Science Buddies Wins Prestigious SPORE Award
When you hear the word "spore," what comes to mind? Single-celled, self-replicating organisms? The whacky creatures in a popular video game? Something that grows and adapts? Something that spreads? Depending on the context, a "spore" might fit any of those descriptions. And with the encouragement of Science Buddies Project Ideas and resources, students can experiment with spores--or with slime molds or the use of water as a renewable energy source or patterns of bird migration or ocean acidification or chloroplast sequencing. They can even pinpoint the center of the Milky Way!
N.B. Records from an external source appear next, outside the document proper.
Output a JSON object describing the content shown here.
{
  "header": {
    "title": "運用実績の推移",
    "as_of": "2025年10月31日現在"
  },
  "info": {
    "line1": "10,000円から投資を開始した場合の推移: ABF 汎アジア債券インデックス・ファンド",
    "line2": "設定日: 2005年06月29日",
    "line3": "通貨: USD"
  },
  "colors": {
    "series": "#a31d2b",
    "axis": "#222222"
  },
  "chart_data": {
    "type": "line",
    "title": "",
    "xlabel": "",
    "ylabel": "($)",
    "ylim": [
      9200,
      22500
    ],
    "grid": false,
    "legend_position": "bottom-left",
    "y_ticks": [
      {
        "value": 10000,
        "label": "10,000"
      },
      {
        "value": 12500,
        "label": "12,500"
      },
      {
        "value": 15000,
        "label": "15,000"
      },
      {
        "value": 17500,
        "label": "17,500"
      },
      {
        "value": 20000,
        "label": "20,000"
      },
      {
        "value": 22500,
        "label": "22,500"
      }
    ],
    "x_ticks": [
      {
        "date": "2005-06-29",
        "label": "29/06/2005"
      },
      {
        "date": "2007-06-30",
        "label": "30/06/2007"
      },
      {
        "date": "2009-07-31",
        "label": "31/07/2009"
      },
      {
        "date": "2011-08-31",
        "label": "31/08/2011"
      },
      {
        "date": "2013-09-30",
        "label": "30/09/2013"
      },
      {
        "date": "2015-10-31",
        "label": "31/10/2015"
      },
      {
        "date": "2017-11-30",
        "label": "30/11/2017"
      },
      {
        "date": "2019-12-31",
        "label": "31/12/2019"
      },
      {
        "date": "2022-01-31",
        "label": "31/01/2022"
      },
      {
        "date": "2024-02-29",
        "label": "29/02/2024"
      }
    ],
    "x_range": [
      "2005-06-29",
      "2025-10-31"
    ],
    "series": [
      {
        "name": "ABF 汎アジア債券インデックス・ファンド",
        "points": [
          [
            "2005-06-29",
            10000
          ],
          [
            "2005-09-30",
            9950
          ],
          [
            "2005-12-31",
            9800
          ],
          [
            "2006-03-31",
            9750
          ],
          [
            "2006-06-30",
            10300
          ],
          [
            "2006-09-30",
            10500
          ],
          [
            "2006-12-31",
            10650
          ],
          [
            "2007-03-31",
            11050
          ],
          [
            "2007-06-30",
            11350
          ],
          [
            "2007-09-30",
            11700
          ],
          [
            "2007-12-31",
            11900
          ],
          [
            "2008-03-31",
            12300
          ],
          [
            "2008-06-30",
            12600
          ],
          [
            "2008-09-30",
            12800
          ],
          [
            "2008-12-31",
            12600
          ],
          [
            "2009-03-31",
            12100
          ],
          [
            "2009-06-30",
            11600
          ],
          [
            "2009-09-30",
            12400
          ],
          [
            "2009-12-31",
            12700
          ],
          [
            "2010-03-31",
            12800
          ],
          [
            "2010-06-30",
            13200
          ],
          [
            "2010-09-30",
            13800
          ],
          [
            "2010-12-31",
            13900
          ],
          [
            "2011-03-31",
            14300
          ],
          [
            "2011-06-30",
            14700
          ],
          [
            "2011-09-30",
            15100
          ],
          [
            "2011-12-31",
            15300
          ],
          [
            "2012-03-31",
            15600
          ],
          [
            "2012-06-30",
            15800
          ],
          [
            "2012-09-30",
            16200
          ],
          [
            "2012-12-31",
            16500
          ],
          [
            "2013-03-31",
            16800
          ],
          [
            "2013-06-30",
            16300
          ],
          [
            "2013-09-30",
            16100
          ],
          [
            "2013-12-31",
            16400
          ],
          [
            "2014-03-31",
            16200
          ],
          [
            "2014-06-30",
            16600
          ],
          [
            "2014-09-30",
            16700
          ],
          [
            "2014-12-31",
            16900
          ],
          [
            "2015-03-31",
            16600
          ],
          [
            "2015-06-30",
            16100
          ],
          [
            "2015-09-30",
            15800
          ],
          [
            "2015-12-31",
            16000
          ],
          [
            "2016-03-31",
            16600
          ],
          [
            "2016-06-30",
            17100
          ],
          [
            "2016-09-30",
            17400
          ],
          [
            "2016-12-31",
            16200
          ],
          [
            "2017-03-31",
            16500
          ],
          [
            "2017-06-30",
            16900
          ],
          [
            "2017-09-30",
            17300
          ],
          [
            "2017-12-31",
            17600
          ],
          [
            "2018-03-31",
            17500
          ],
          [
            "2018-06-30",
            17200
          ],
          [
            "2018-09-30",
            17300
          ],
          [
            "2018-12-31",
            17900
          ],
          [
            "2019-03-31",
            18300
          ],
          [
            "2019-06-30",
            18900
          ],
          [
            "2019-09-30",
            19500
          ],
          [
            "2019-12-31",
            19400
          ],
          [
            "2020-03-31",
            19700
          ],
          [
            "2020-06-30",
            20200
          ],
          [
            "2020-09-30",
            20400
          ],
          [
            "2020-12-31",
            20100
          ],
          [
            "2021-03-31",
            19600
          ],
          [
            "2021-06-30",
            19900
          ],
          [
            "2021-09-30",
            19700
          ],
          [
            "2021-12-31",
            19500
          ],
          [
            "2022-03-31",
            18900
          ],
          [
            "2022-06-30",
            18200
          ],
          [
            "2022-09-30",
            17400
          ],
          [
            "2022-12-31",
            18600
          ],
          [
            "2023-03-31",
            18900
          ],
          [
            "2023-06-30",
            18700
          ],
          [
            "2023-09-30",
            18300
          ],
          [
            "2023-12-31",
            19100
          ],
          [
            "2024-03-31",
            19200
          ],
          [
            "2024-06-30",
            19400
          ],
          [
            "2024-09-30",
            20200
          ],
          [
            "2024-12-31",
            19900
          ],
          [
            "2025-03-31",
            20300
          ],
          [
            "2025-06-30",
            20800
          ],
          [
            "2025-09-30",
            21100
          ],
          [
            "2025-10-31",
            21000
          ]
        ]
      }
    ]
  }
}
As founder and president Kenneth Hess notes, "every year, ten million K-12 students in North America must complete a science project." The hardest part of the process for many of those students is selecting a project. At Science Buddies, students can choose from over a 1000 projects in over 30 areas of science. From genomics to ocean and environmental sciences, students can access exciting free Project Ideas on the Science Buddies website, many of which enable them to follow in the footsteps of today's cutting-edge researchers, exploring new and developing science techniques, procedures, and questions.
For the last ten years, Science Buddies has been seeding interest in, and excitement for, science and furthering science literacy both in classroom settings and at home. This process of providing tools to support science literacy and to encourage students to explore areas of science they might not have considered has been part of Science Buddies' approach since its inception, and Science Buddies' offerings have continued to grow and evolve. Student by student, teacher by teacher, parent by parent, and researcher by researcher, the Science Buddies community has spread.
Today, Science awarded Science Buddies a Science Prize for Online Resources in Education, an award created to recognize "the best online materials in science education." "We want to recognize innovators in science education," says Bruce Alberts, editor-in-chief of Science.
"We're extremely honored to be recognized by such a prestigious publication that represents the entire scientific community," says Hess. "It provides tremendous validation for our efforts to advance science education and literacy."
And with recognition, science literacy spreads and spreads again and again and again. It's a replication process worth celebrating.